Was kosten die 150er Ausfallenden (pro Stück, da ich ein linkes evtl habe)?
Jemand der seine verkaufen oder gegen 135er tausche will?
Und wo kann man sie kaufen? Hat der Harry welche im Laden?
Danke!


----------



## bachmayeah (3. Juli 2008)

Hat die dein LiS nicht auf Lager?
günstig werden die nicht sein.. denke so ab 150 - xx
ist auch die frage, ob die vom m3 oder dergleichen auch passen. (was ich mir gut vorstellen könnte.)


----------



## MTB-News.de




----------



## iNSANE! (3. Juli 2008)

Nee, wegen dem Preis hat die Keiner auf Lager...muss also teuer sein.
Ach verdammt...na mal sehen was ich machen kann.


----------



## bachmayeah (3. Juli 2008)

comp. cyclist hat sicherlich nen satz auf lager


----------



## haha (4. Juli 2008)

2 stück kosten um die 270 euro, so jedenfalls vor einem jahr...


----------



## steppenwolf1980 (4. Juli 2008)

In der USA kosten sie 275 $


----------



## iNSANE! (4. Juli 2008)

Jo, bekomm se hier wohl um die 150 Tacken...heftig genug.


----------



## bachmayeah (4. Juli 2008)

dollar? geht doch noch.. wenn de dann ein einzelnes für 70 usd bekommst ist des doch kein weltuntergang.


----------



## iNSANE! (5. Juli 2008)

Nee, Euro.
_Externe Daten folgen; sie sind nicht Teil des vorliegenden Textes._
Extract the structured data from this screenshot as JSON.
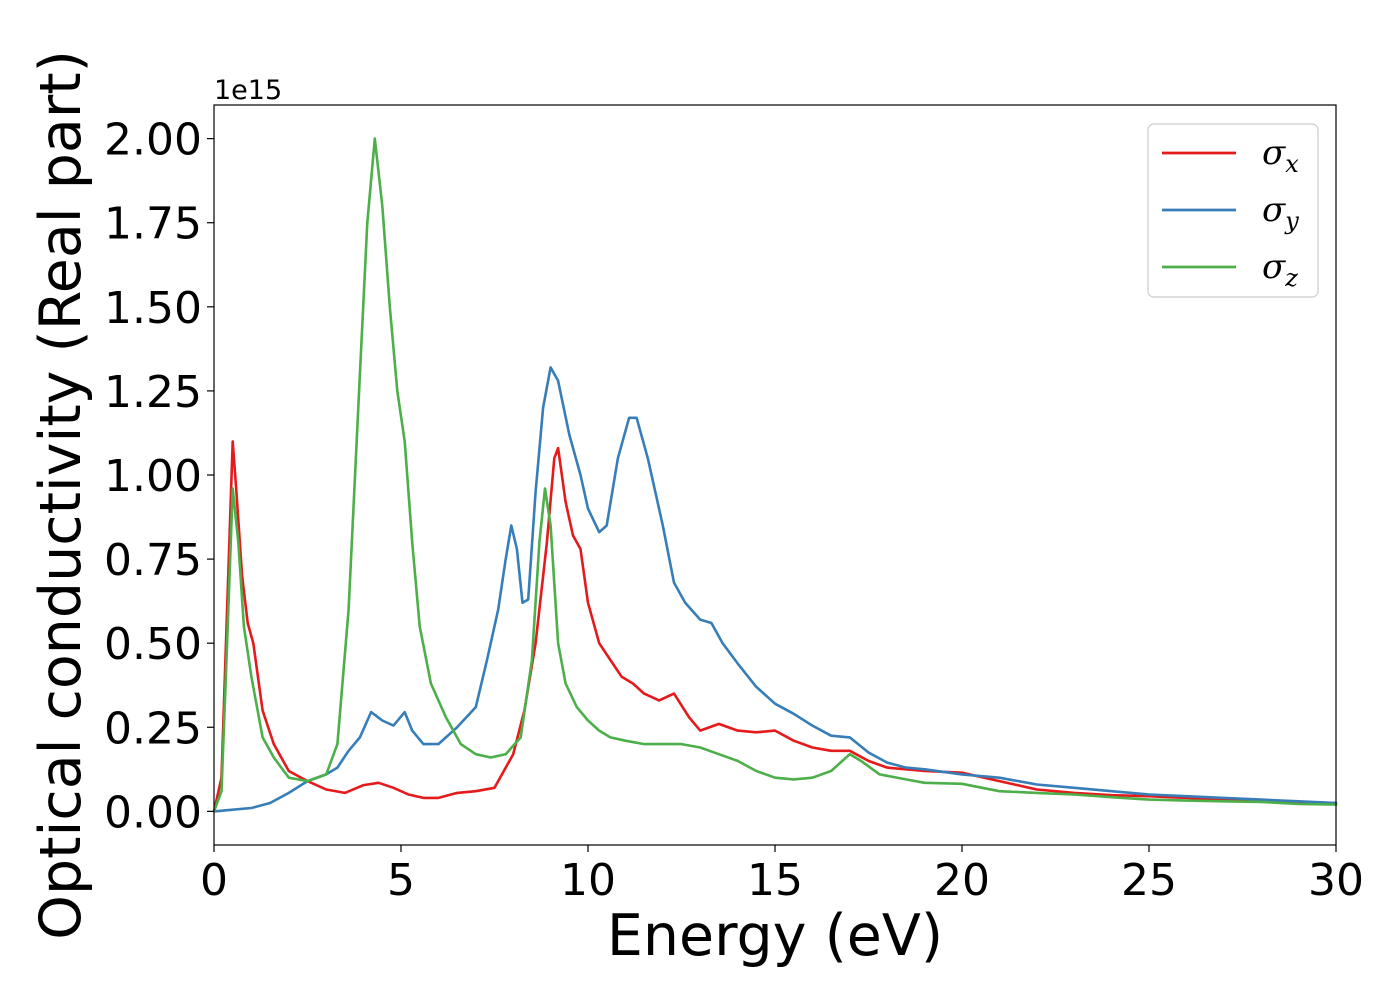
{
  "chart_data": {
    "type": "line",
    "title": "",
    "xlabel": "Energy (eV)",
    "ylabel": "Optical conductivity (Real part)",
    "y_offset_label": "1e15",
    "xlim": [
      0,
      30
    ],
    "ylim": [
      -0.1,
      2.1
    ],
    "x_ticks": [
      0,
      5,
      10,
      15,
      20,
      25,
      30
    ],
    "x_tick_labels": [
      "0",
      "5",
      "10",
      "15",
      "20",
      "25",
      "30"
    ],
    "y_ticks": [
      0,
      0.25,
      0.5,
      0.75,
      1.0,
      1.25,
      1.5,
      1.75,
      2.0
    ],
    "y_tick_labels": [
      "0.00",
      "0.25",
      "0.50",
      "0.75",
      "1.00",
      "1.25",
      "1.50",
      "1.75",
      "2.00"
    ],
    "grid": false,
    "legend_position": "top-right",
    "series": [
      {
        "name": "σx",
        "symbol": "σ",
        "subscript": "x",
        "color": "#e41a1c",
        "points": [
          [
            0,
            0
          ],
          [
            0.2,
            0.1
          ],
          [
            0.35,
            0.6
          ],
          [
            0.5,
            1.1
          ],
          [
            0.6,
            0.95
          ],
          [
            0.75,
            0.7
          ],
          [
            0.9,
            0.56
          ],
          [
            1.05,
            0.5
          ],
          [
            1.3,
            0.3
          ],
          [
            1.6,
            0.2
          ],
          [
            2,
            0.12
          ],
          [
            2.5,
            0.09
          ],
          [
            3,
            0.065
          ],
          [
            3.5,
            0.055
          ],
          [
            4,
            0.078
          ],
          [
            4.4,
            0.085
          ],
          [
            4.8,
            0.07
          ],
          [
            5.2,
            0.05
          ],
          [
            5.6,
            0.04
          ],
          [
            6,
            0.04
          ],
          [
            6.5,
            0.055
          ],
          [
            7,
            0.06
          ],
          [
            7.5,
            0.07
          ],
          [
            8,
            0.17
          ],
          [
            8.3,
            0.3
          ],
          [
            8.6,
            0.5
          ],
          [
            8.9,
            0.8
          ],
          [
            9.1,
            1.05
          ],
          [
            9.2,
            1.08
          ],
          [
            9.4,
            0.92
          ],
          [
            9.6,
            0.82
          ],
          [
            9.8,
            0.78
          ],
          [
            10,
            0.62
          ],
          [
            10.3,
            0.5
          ],
          [
            10.6,
            0.45
          ],
          [
            10.9,
            0.4
          ],
          [
            11.2,
            0.38
          ],
          [
            11.5,
            0.35
          ],
          [
            11.9,
            0.33
          ],
          [
            12.3,
            0.35
          ],
          [
            12.7,
            0.28
          ],
          [
            13,
            0.24
          ],
          [
            13.5,
            0.26
          ],
          [
            14,
            0.24
          ],
          [
            14.5,
            0.235
          ],
          [
            15,
            0.24
          ],
          [
            15.5,
            0.21
          ],
          [
            16,
            0.19
          ],
          [
            16.5,
            0.18
          ],
          [
            17,
            0.18
          ],
          [
            17.5,
            0.15
          ],
          [
            18,
            0.13
          ],
          [
            19,
            0.12
          ],
          [
            20,
            0.115
          ],
          [
            21,
            0.09
          ],
          [
            22,
            0.065
          ],
          [
            23,
            0.055
          ],
          [
            24,
            0.048
          ],
          [
            25,
            0.045
          ],
          [
            26,
            0.04
          ],
          [
            27,
            0.035
          ],
          [
            28,
            0.032
          ],
          [
            29,
            0.028
          ],
          [
            30,
            0.025
          ]
        ]
      },
      {
        "name": "σy",
        "symbol": "σ",
        "subscript": "y",
        "color": "#377eb8",
        "points": [
          [
            0,
            0
          ],
          [
            0.5,
            0.005
          ],
          [
            1,
            0.01
          ],
          [
            1.5,
            0.025
          ],
          [
            2,
            0.055
          ],
          [
            2.5,
            0.09
          ],
          [
            3,
            0.11
          ],
          [
            3.3,
            0.13
          ],
          [
            3.6,
            0.18
          ],
          [
            3.9,
            0.22
          ],
          [
            4.2,
            0.295
          ],
          [
            4.5,
            0.27
          ],
          [
            4.8,
            0.255
          ],
          [
            5.1,
            0.295
          ],
          [
            5.3,
            0.24
          ],
          [
            5.6,
            0.2
          ],
          [
            6,
            0.2
          ],
          [
            6.5,
            0.25
          ],
          [
            7,
            0.31
          ],
          [
            7.3,
            0.45
          ],
          [
            7.6,
            0.6
          ],
          [
            7.8,
            0.75
          ],
          [
            7.95,
            0.85
          ],
          [
            8.1,
            0.78
          ],
          [
            8.25,
            0.62
          ],
          [
            8.4,
            0.63
          ],
          [
            8.6,
            0.95
          ],
          [
            8.8,
            1.2
          ],
          [
            9,
            1.32
          ],
          [
            9.2,
            1.28
          ],
          [
            9.5,
            1.12
          ],
          [
            9.8,
            1.0
          ],
          [
            10,
            0.9
          ],
          [
            10.3,
            0.83
          ],
          [
            10.5,
            0.85
          ],
          [
            10.8,
            1.05
          ],
          [
            11.1,
            1.17
          ],
          [
            11.3,
            1.17
          ],
          [
            11.6,
            1.05
          ],
          [
            12,
            0.85
          ],
          [
            12.3,
            0.68
          ],
          [
            12.6,
            0.62
          ],
          [
            13,
            0.57
          ],
          [
            13.3,
            0.56
          ],
          [
            13.6,
            0.5
          ],
          [
            14,
            0.44
          ],
          [
            14.5,
            0.37
          ],
          [
            15,
            0.32
          ],
          [
            15.5,
            0.29
          ],
          [
            16,
            0.255
          ],
          [
            16.5,
            0.225
          ],
          [
            17,
            0.22
          ],
          [
            17.5,
            0.175
          ],
          [
            18,
            0.145
          ],
          [
            18.5,
            0.13
          ],
          [
            19,
            0.125
          ],
          [
            20,
            0.11
          ],
          [
            21,
            0.1
          ],
          [
            22,
            0.08
          ],
          [
            23,
            0.07
          ],
          [
            24,
            0.06
          ],
          [
            25,
            0.05
          ],
          [
            26,
            0.045
          ],
          [
            27,
            0.04
          ],
          [
            28,
            0.035
          ],
          [
            29,
            0.03
          ],
          [
            30,
            0.025
          ]
        ]
      },
      {
        "name": "σz",
        "symbol": "σ",
        "subscript": "z",
        "color": "#4daf4a",
        "points": [
          [
            0,
            0
          ],
          [
            0.2,
            0.06
          ],
          [
            0.35,
            0.5
          ],
          [
            0.5,
            0.96
          ],
          [
            0.65,
            0.8
          ],
          [
            0.8,
            0.55
          ],
          [
            1,
            0.4
          ],
          [
            1.3,
            0.22
          ],
          [
            1.6,
            0.16
          ],
          [
            2,
            0.1
          ],
          [
            2.5,
            0.09
          ],
          [
            3,
            0.11
          ],
          [
            3.3,
            0.2
          ],
          [
            3.6,
            0.6
          ],
          [
            3.9,
            1.3
          ],
          [
            4.1,
            1.75
          ],
          [
            4.3,
            2.0
          ],
          [
            4.5,
            1.8
          ],
          [
            4.7,
            1.5
          ],
          [
            4.9,
            1.25
          ],
          [
            5.1,
            1.1
          ],
          [
            5.3,
            0.8
          ],
          [
            5.5,
            0.55
          ],
          [
            5.8,
            0.38
          ],
          [
            6.2,
            0.28
          ],
          [
            6.6,
            0.2
          ],
          [
            7,
            0.17
          ],
          [
            7.4,
            0.16
          ],
          [
            7.8,
            0.17
          ],
          [
            8.2,
            0.22
          ],
          [
            8.5,
            0.45
          ],
          [
            8.7,
            0.8
          ],
          [
            8.85,
            0.96
          ],
          [
            9,
            0.85
          ],
          [
            9.2,
            0.5
          ],
          [
            9.4,
            0.38
          ],
          [
            9.7,
            0.31
          ],
          [
            10,
            0.27
          ],
          [
            10.3,
            0.24
          ],
          [
            10.6,
            0.22
          ],
          [
            11,
            0.21
          ],
          [
            11.5,
            0.2
          ],
          [
            12,
            0.2
          ],
          [
            12.5,
            0.2
          ],
          [
            13,
            0.19
          ],
          [
            13.5,
            0.17
          ],
          [
            14,
            0.15
          ],
          [
            14.5,
            0.12
          ],
          [
            15,
            0.1
          ],
          [
            15.5,
            0.095
          ],
          [
            16,
            0.1
          ],
          [
            16.5,
            0.12
          ],
          [
            17,
            0.17
          ],
          [
            17.3,
            0.15
          ],
          [
            17.8,
            0.11
          ],
          [
            18.5,
            0.095
          ],
          [
            19,
            0.085
          ],
          [
            20,
            0.082
          ],
          [
            21,
            0.06
          ],
          [
            22,
            0.055
          ],
          [
            23,
            0.05
          ],
          [
            24,
            0.042
          ],
          [
            25,
            0.035
          ],
          [
            26,
            0.032
          ],
          [
            27,
            0.03
          ],
          [
            28,
            0.028
          ],
          [
            29,
            0.022
          ],
          [
            30,
            0.02
          ]
        ]
      }
    ]
  }
}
Geht trotzdem noch halbwegs. Mei, für nen Stück Alu isses schon sportlich.


----------



## bachmayeah (5. Juli 2008)

die bremsen an nem ferrari sind auch nicht grad günstig.
exklusivität hat seinen preis


----------



## iNSANE! (24. Juli 2008)

Hallo,
nochmal eine Frage zu den Ausfallenden - die Schrauben mit denen die am Rahmen fixiert sind, sind das Kettenblattschrauben? Bitte haut mich nicht falls nicht - sehen halt so aus.
Ich vermisse naemlich 2 Stueck...und wenn das wieder irgendwelchen superteuren todes-spezial Dinger sind, dann werd ich wahnsinning 
Danke!


----------



## MTB-News.de




----------



## haha (24. Juli 2008)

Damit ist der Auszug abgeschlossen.